In parole povere: tutti hanno perso. Il primo partito singolo sono i grUllini, la prima coalizione è quella caimaniani+baluba verdi, e nessuno ha il famoso 50%+1. Cioè, chi formerà un governo non riuscirà a far passare una cippa perché avrà costantemente le opposizioni contro; oppure verrà fuori la coalizione peggiore possibile, cioè grUllini+baluba verdi. Cioè, è meglio il caos o essere governati dagli antiscienza più beceri che esistano, antivaccinisti, lunacomplottari, sciacomicari e quant’altro?

Bella scelta, davvero. Il voto col mal di pancia procurerà all’Italia, appunto, solo dei gran mal di pancia.

giovedì 1 marzo 2018

Il Partito Ideale non esiste

Messaggio rivolto a tutti gli astensionisti, soprattutto a quelli che rivendicano il loro “diritto” al non-voto a gran voce perché “non c’è nessuno che mi rappresenta”, “sono tutti uguali”, “nessuno merita il mio voto” bla bla bla.

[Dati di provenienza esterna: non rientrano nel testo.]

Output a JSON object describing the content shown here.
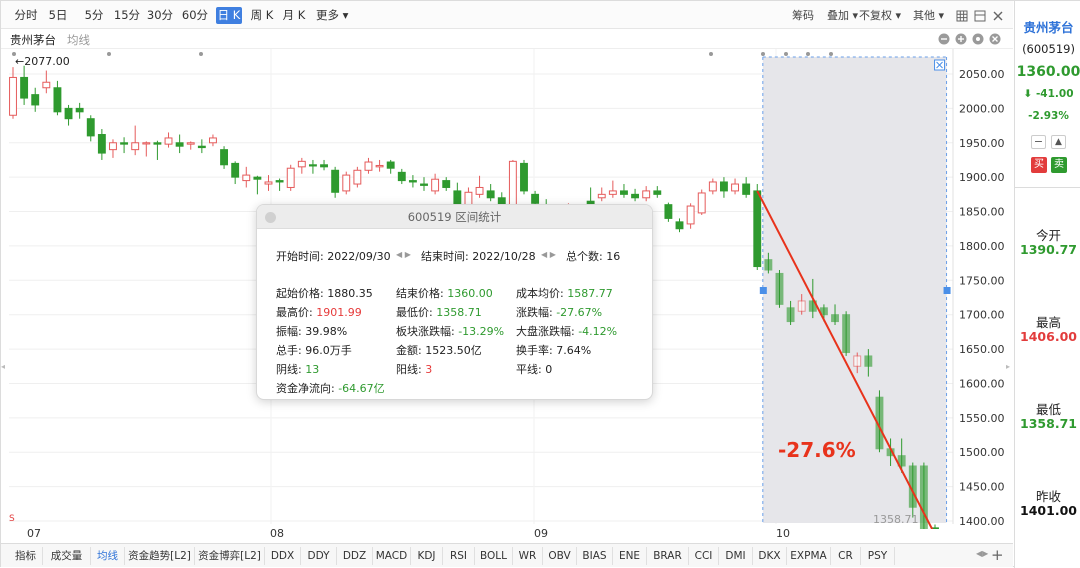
{
  "toolbar": {
    "periods": [
      "分时",
      "5日",
      "5分",
      "15分",
      "30分",
      "60分",
      "日 K",
      "周 K",
      "月 K",
      "更多 ▾"
    ],
    "active_index": 6,
    "right_items": [
      "筹码",
      "叠加 ▾",
      "不复权 ▾",
      "其他 ▾"
    ]
  },
  "subheader": {
    "stock_name": "贵州茅台",
    "indicator": "均线"
  },
  "chart_data": {
    "type": "candlestick",
    "y_ticks": [
      "2050.00",
      "2000.00",
      "1950.00",
      "1900.00",
      "1850.00",
      "1800.00",
      "1750.00",
      "1700.00",
      "1650.00",
      "1600.00",
      "1550.00",
      "1500.00",
      "1450.00",
      "1400.00"
    ],
    "x_ticks": [
      "07",
      "08",
      "09",
      "10"
    ],
    "ylim": [
      1358,
      2080
    ],
    "grid": true,
    "high_label": "2077.00",
    "low_label": "1358.71",
    "annotation": "-27.6%",
    "s_marker": "S",
    "candles": [
      [
        1990,
        2045,
        1985,
        2060
      ],
      [
        2045,
        2015,
        2005,
        2062
      ],
      [
        2020,
        2005,
        1995,
        2030
      ],
      [
        2030,
        2038,
        2022,
        2055
      ],
      [
        2030,
        1995,
        1990,
        2040
      ],
      [
        2000,
        1985,
        1975,
        2005
      ],
      [
        2000,
        1995,
        1985,
        2008
      ],
      [
        1985,
        1960,
        1952,
        1990
      ],
      [
        1962,
        1935,
        1925,
        1970
      ],
      [
        1940,
        1950,
        1928,
        1955
      ],
      [
        1950,
        1948,
        1935,
        1958
      ],
      [
        1940,
        1950,
        1932,
        1975
      ],
      [
        1950,
        1950,
        1930,
        1952
      ],
      [
        1950,
        1948,
        1925,
        1953
      ],
      [
        1948,
        1957,
        1943,
        1965
      ],
      [
        1950,
        1945,
        1935,
        1962
      ],
      [
        1948,
        1950,
        1940,
        1952
      ],
      [
        1945,
        1943,
        1935,
        1955
      ],
      [
        1950,
        1957,
        1945,
        1962
      ],
      [
        1940,
        1918,
        1912,
        1945
      ],
      [
        1920,
        1900,
        1890,
        1923
      ],
      [
        1895,
        1903,
        1885,
        1915
      ],
      [
        1900,
        1897,
        1875,
        1902
      ],
      [
        1890,
        1893,
        1880,
        1903
      ],
      [
        1895,
        1893,
        1880,
        1898
      ],
      [
        1885,
        1913,
        1880,
        1918
      ],
      [
        1915,
        1923,
        1905,
        1928
      ],
      [
        1918,
        1917,
        1905,
        1925
      ],
      [
        1918,
        1915,
        1910,
        1925
      ],
      [
        1910,
        1878,
        1870,
        1915
      ],
      [
        1880,
        1903,
        1875,
        1908
      ],
      [
        1890,
        1910,
        1885,
        1915
      ],
      [
        1910,
        1922,
        1905,
        1928
      ],
      [
        1915,
        1917,
        1908,
        1925
      ],
      [
        1922,
        1913,
        1905,
        1925
      ],
      [
        1907,
        1895,
        1890,
        1912
      ],
      [
        1895,
        1893,
        1885,
        1903
      ],
      [
        1890,
        1888,
        1880,
        1900
      ],
      [
        1880,
        1897,
        1875,
        1905
      ],
      [
        1895,
        1885,
        1880,
        1900
      ],
      [
        1880,
        1860,
        1855,
        1892
      ],
      [
        1860,
        1878,
        1850,
        1885
      ],
      [
        1875,
        1885,
        1870,
        1902
      ],
      [
        1880,
        1870,
        1865,
        1890
      ],
      [
        1870,
        1860,
        1855,
        1878
      ],
      [
        1860,
        1923,
        1855,
        1925
      ],
      [
        1920,
        1880,
        1875,
        1925
      ],
      [
        1875,
        1862,
        1850,
        1880
      ],
      [
        1860,
        1855,
        1850,
        1868
      ],
      [
        1855,
        1850,
        1845,
        1860
      ],
      [
        1850,
        1855,
        1848,
        1862
      ],
      [
        1850,
        1848,
        1840,
        1860
      ],
      [
        1865,
        1860,
        1855,
        1885
      ],
      [
        1870,
        1875,
        1865,
        1885
      ],
      [
        1875,
        1880,
        1870,
        1895
      ],
      [
        1880,
        1875,
        1870,
        1890
      ],
      [
        1875,
        1870,
        1865,
        1883
      ],
      [
        1870,
        1880,
        1865,
        1887
      ],
      [
        1880,
        1875,
        1870,
        1887
      ],
      [
        1860,
        1840,
        1835,
        1863
      ],
      [
        1835,
        1825,
        1820,
        1840
      ],
      [
        1832,
        1858,
        1825,
        1862
      ],
      [
        1848,
        1877,
        1845,
        1882
      ],
      [
        1880,
        1893,
        1875,
        1898
      ],
      [
        1893,
        1880,
        1870,
        1900
      ],
      [
        1880,
        1890,
        1875,
        1898
      ],
      [
        1890,
        1875,
        1870,
        1900
      ],
      [
        1880,
        1770,
        1765,
        1890
      ],
      [
        1780,
        1765,
        1760,
        1790
      ],
      [
        1760,
        1715,
        1710,
        1765
      ],
      [
        1710,
        1690,
        1685,
        1720
      ],
      [
        1705,
        1720,
        1700,
        1730
      ],
      [
        1720,
        1705,
        1695,
        1752
      ],
      [
        1710,
        1700,
        1690,
        1715
      ],
      [
        1700,
        1690,
        1685,
        1715
      ],
      [
        1700,
        1645,
        1640,
        1705
      ],
      [
        1625,
        1640,
        1615,
        1645
      ],
      [
        1640,
        1625,
        1610,
        1650
      ],
      [
        1580,
        1505,
        1500,
        1590
      ],
      [
        1505,
        1495,
        1480,
        1520
      ],
      [
        1495,
        1480,
        1470,
        1520
      ],
      [
        1480,
        1420,
        1405,
        1485
      ],
      [
        1480,
        1380,
        1372,
        1485
      ],
      [
        1390,
        1360,
        1359,
        1395
      ]
    ],
    "line_start": [
      1880,
      67
    ],
    "line_end": [
      1360,
      84
    ]
  },
  "dialog": {
    "title": "600519 区间统计",
    "start_label": "开始时间: 2022/09/30",
    "end_label": "结束时间: 2022/10/28",
    "count_label": "总个数: 16",
    "rows": [
      [
        {
          "k": "起始价格: ",
          "v": "1880.35",
          "c": ""
        },
        {
          "k": "结束价格: ",
          "v": "1360.00",
          "c": "green"
        },
        {
          "k": "成本均价: ",
          "v": "1587.77",
          "c": "green"
        }
      ],
      [
        {
          "k": "最高价: ",
          "v": "1901.99",
          "c": "red"
        },
        {
          "k": "最低价: ",
          "v": "1358.71",
          "c": "green"
        },
        {
          "k": "涨跌幅: ",
          "v": "-27.67%",
          "c": "green"
        }
      ],
      [
        {
          "k": "振幅: ",
          "v": "39.98%",
          "c": ""
        },
        {
          "k": "板块涨跌幅: ",
          "v": "-13.29%",
          "c": "green"
        },
        {
          "k": "大盘涨跌幅: ",
          "v": "-4.12%",
          "c": "green"
        }
      ],
      [
        {
          "k": "总手: ",
          "v": "96.0万手",
          "c": ""
        },
        {
          "k": "金额: ",
          "v": "1523.50亿",
          "c": ""
        },
        {
          "k": "换手率: ",
          "v": "7.64%",
          "c": ""
        }
      ],
      [
        {
          "k": "阴线: ",
          "v": "13",
          "c": "green"
        },
        {
          "k": "阳线: ",
          "v": "3",
          "c": "red"
        },
        {
          "k": "平线: ",
          "v": "0",
          "c": ""
        }
      ],
      [
        {
          "k": "资金净流向: ",
          "v": "-64.67亿",
          "c": "green"
        },
        {
          "k": "",
          "v": "",
          "c": ""
        },
        {
          "k": "",
          "v": "",
          "c": ""
        }
      ]
    ]
  },
  "tabs": [
    "指标",
    "成交量",
    "均线",
    "资金趋势[L2]",
    "资金博弈[L2]",
    "DDX",
    "DDY",
    "DDZ",
    "MACD",
    "KDJ",
    "RSI",
    "BOLL",
    "WR",
    "OBV",
    "BIAS",
    "ENE",
    "BRAR",
    "CCI",
    "DMI",
    "DKX",
    "EXPMA",
    "CR",
    "PSY"
  ],
  "active_tab": 2,
  "sidebar": {
    "name": "贵州茅台",
    "code": "(600519)",
    "price": "1360.00",
    "change": "-41.00",
    "pct": "-2.93%",
    "buy": "买",
    "sell": "卖",
    "open_label": "今开",
    "open_val": "1390.77",
    "high_label": "最高",
    "high_val": "1406.00",
    "low_label": "最低",
    "low_val": "1358.71",
    "prev_label": "昨收",
    "prev_val": "1401.00"
  },
  "colors": {
    "up": "#e55b5b",
    "down": "#2f9a2f",
    "accent": "#3f7fe0",
    "arrow": "#e8331c"
  }
}
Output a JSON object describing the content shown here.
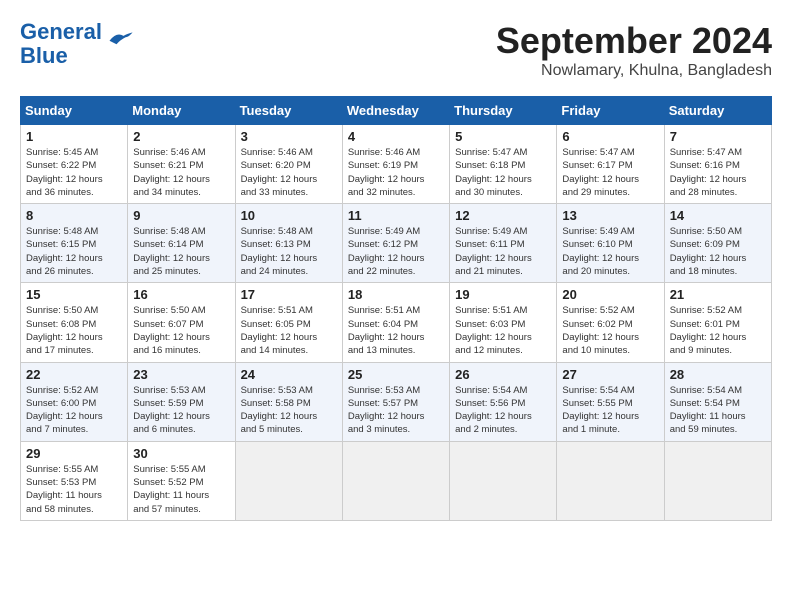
{
  "header": {
    "logo_line1": "General",
    "logo_line2": "Blue",
    "month": "September 2024",
    "location": "Nowlamary, Khulna, Bangladesh"
  },
  "weekdays": [
    "Sunday",
    "Monday",
    "Tuesday",
    "Wednesday",
    "Thursday",
    "Friday",
    "Saturday"
  ],
  "weeks": [
    [
      {
        "day": "1",
        "text": "Sunrise: 5:45 AM\nSunset: 6:22 PM\nDaylight: 12 hours\nand 36 minutes."
      },
      {
        "day": "2",
        "text": "Sunrise: 5:46 AM\nSunset: 6:21 PM\nDaylight: 12 hours\nand 34 minutes."
      },
      {
        "day": "3",
        "text": "Sunrise: 5:46 AM\nSunset: 6:20 PM\nDaylight: 12 hours\nand 33 minutes."
      },
      {
        "day": "4",
        "text": "Sunrise: 5:46 AM\nSunset: 6:19 PM\nDaylight: 12 hours\nand 32 minutes."
      },
      {
        "day": "5",
        "text": "Sunrise: 5:47 AM\nSunset: 6:18 PM\nDaylight: 12 hours\nand 30 minutes."
      },
      {
        "day": "6",
        "text": "Sunrise: 5:47 AM\nSunset: 6:17 PM\nDaylight: 12 hours\nand 29 minutes."
      },
      {
        "day": "7",
        "text": "Sunrise: 5:47 AM\nSunset: 6:16 PM\nDaylight: 12 hours\nand 28 minutes."
      }
    ],
    [
      {
        "day": "8",
        "text": "Sunrise: 5:48 AM\nSunset: 6:15 PM\nDaylight: 12 hours\nand 26 minutes."
      },
      {
        "day": "9",
        "text": "Sunrise: 5:48 AM\nSunset: 6:14 PM\nDaylight: 12 hours\nand 25 minutes."
      },
      {
        "day": "10",
        "text": "Sunrise: 5:48 AM\nSunset: 6:13 PM\nDaylight: 12 hours\nand 24 minutes."
      },
      {
        "day": "11",
        "text": "Sunrise: 5:49 AM\nSunset: 6:12 PM\nDaylight: 12 hours\nand 22 minutes."
      },
      {
        "day": "12",
        "text": "Sunrise: 5:49 AM\nSunset: 6:11 PM\nDaylight: 12 hours\nand 21 minutes."
      },
      {
        "day": "13",
        "text": "Sunrise: 5:49 AM\nSunset: 6:10 PM\nDaylight: 12 hours\nand 20 minutes."
      },
      {
        "day": "14",
        "text": "Sunrise: 5:50 AM\nSunset: 6:09 PM\nDaylight: 12 hours\nand 18 minutes."
      }
    ],
    [
      {
        "day": "15",
        "text": "Sunrise: 5:50 AM\nSunset: 6:08 PM\nDaylight: 12 hours\nand 17 minutes."
      },
      {
        "day": "16",
        "text": "Sunrise: 5:50 AM\nSunset: 6:07 PM\nDaylight: 12 hours\nand 16 minutes."
      },
      {
        "day": "17",
        "text": "Sunrise: 5:51 AM\nSunset: 6:05 PM\nDaylight: 12 hours\nand 14 minutes."
      },
      {
        "day": "18",
        "text": "Sunrise: 5:51 AM\nSunset: 6:04 PM\nDaylight: 12 hours\nand 13 minutes."
      },
      {
        "day": "19",
        "text": "Sunrise: 5:51 AM\nSunset: 6:03 PM\nDaylight: 12 hours\nand 12 minutes."
      },
      {
        "day": "20",
        "text": "Sunrise: 5:52 AM\nSunset: 6:02 PM\nDaylight: 12 hours\nand 10 minutes."
      },
      {
        "day": "21",
        "text": "Sunrise: 5:52 AM\nSunset: 6:01 PM\nDaylight: 12 hours\nand 9 minutes."
      }
    ],
    [
      {
        "day": "22",
        "text": "Sunrise: 5:52 AM\nSunset: 6:00 PM\nDaylight: 12 hours\nand 7 minutes."
      },
      {
        "day": "23",
        "text": "Sunrise: 5:53 AM\nSunset: 5:59 PM\nDaylight: 12 hours\nand 6 minutes."
      },
      {
        "day": "24",
        "text": "Sunrise: 5:53 AM\nSunset: 5:58 PM\nDaylight: 12 hours\nand 5 minutes."
      },
      {
        "day": "25",
        "text": "Sunrise: 5:53 AM\nSunset: 5:57 PM\nDaylight: 12 hours\nand 3 minutes."
      },
      {
        "day": "26",
        "text": "Sunrise: 5:54 AM\nSunset: 5:56 PM\nDaylight: 12 hours\nand 2 minutes."
      },
      {
        "day": "27",
        "text": "Sunrise: 5:54 AM\nSunset: 5:55 PM\nDaylight: 12 hours\nand 1 minute."
      },
      {
        "day": "28",
        "text": "Sunrise: 5:54 AM\nSunset: 5:54 PM\nDaylight: 11 hours\nand 59 minutes."
      }
    ],
    [
      {
        "day": "29",
        "text": "Sunrise: 5:55 AM\nSunset: 5:53 PM\nDaylight: 11 hours\nand 58 minutes."
      },
      {
        "day": "30",
        "text": "Sunrise: 5:55 AM\nSunset: 5:52 PM\nDaylight: 11 hours\nand 57 minutes."
      },
      {
        "day": "",
        "text": ""
      },
      {
        "day": "",
        "text": ""
      },
      {
        "day": "",
        "text": ""
      },
      {
        "day": "",
        "text": ""
      },
      {
        "day": "",
        "text": ""
      }
    ]
  ]
}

Voi state cercando il Partito Ideale. Voi siete alla disperata ricerca del partito super-perfetto, quello che risolve tutti i problemi con un tocco di bacchetta magica. Non c’è. I partiti sono composti di esseri umani, e hanno tutte le magagne umane, soprattutto di gruppi di umani ognuno dei quali ha la sua personale visione di come possono funzionare le cose. Quindi, il ritenere il vostro voto troppo prezioso per “sprecarlo” per questi partiti che “non lo meritano” è, oltre che il modo per regalarla al più forte di quei partiti che magari disapprovate fin dal profondo, anche un’espressione di arroganza senza pari. Allora, per il prossimo giro di elezioni (per questo ormai i giochi sono fatti) invece di strepitare che nessuno vi rappresenta mettete su una lista e candidatevi! Magari prenderete abbastanza voti da poter essere decisivi! Per questo giro di elezioni, comunque, il vostro non-voto pretenzioso non contribuirà a ottenere un’Italia migliore, quindi, visto che (ribadisco) il Partito Ideale non esiste, andate a votare. Votate a turanaso anche se non mi piace dirlo, votate il meno lontano dai vostri principi iperidealizzati, votate a casaccio perché “uno vale l’altro”, votate – come intendo fare io – una o l’altra di quelle liste disallineate da tutto e non estremiste per sottrarre, di fatto, un voto ai soliti noti; ma votate! Il PI (che non è il Partito Ideale ma il Partito degli Ignavi) non ha alcuna rappresentanza in parlamento, e ogni non-voto è un voto regalato ai soliti noti di cui parlavo.